Monday, March 14, 2011

Day 134

One of these days, it has to get better, right? Poor Holden... He's had a horrible night and morning so far. We still don't know if he's caught something viral, if he has a bacterial infection, or if this is all related to something else. Everything is so jumbled and confusing right now.

I think we've figured out the retching. (Maybe.) It seems like he's retching when he's trying to cough and it hurts him, so he holds back a little bit and it comes out as gagging? That's our guess right now, but who knows. We're still going to talk to the GI doctor today, but it may not even be a GI issue at all. Confused yet? Yeah.

He was running a high fever again yesterday, so they took more blood for cultures and did a DFA swab, which put us on isolation/contact precautions until the results come back.

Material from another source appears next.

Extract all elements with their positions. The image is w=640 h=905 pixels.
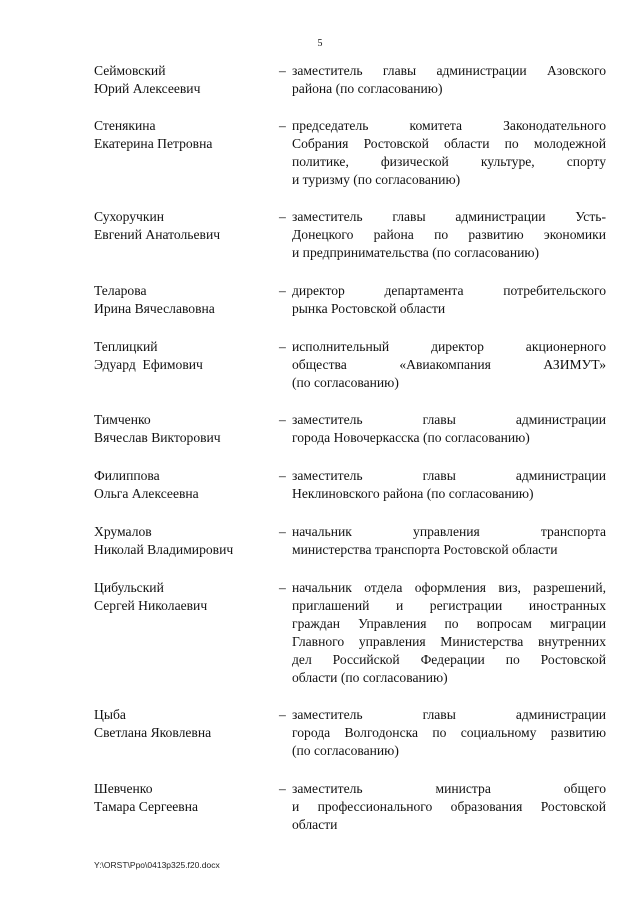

That means we get to wear paper gowns and masks around the clock. (It's more for the protection of the other kids in the hospital than him, and it's a huge pain in the rear for us and all of the nurses and doctors.)

His white blood cell count was up yesterday, as was his CRP, so we thought surely he had something viral. But today the counts are down, and our NP thinks something else is going on instead. Another mystery for the little man. It's so incredibly frustrating!!

He pretty much alternates sleeping, coughing and crying, with no alert periods in between. Whatever is going on in that little body of his, it's knocked him down. We started him on antibiotics yesterday, but we had to hold them this morning because the levels were high when they checked them earlier. That's probably due to him not peeing - again. His output has dropped off, and he's swollen again. His creatinine is up again this morning too, so we'll have to be careful with the diuretics.

He's back on the high flow oxygen since we couldn't keep his sats up on the regular canula. If he continues in this direction, he'll end up back on the Vapotherm. It's not the end of the world, but certainly not what we want.

I'm not really sure what we're going to do at this point. I'm waiting for the doctors to come around on their rounds, and hoping they have something brilliant up their sleeves. Until then, we're rocking our poor baby around the clock, watching, waiting, hoping and praying. We really appreciate your continued prayers - he still desperately needs them!

1 comment:

  1. It breaks my heart to see him continuing to struggle without any answers! Hold onto your faith in our Heavenly Father and know that He is there with you and precious Holden and your beautiful family! I will continue to pray for you all and look forward to the day this will all be just a memory and little Holden is at home, playing as a strong, healthy little man!!!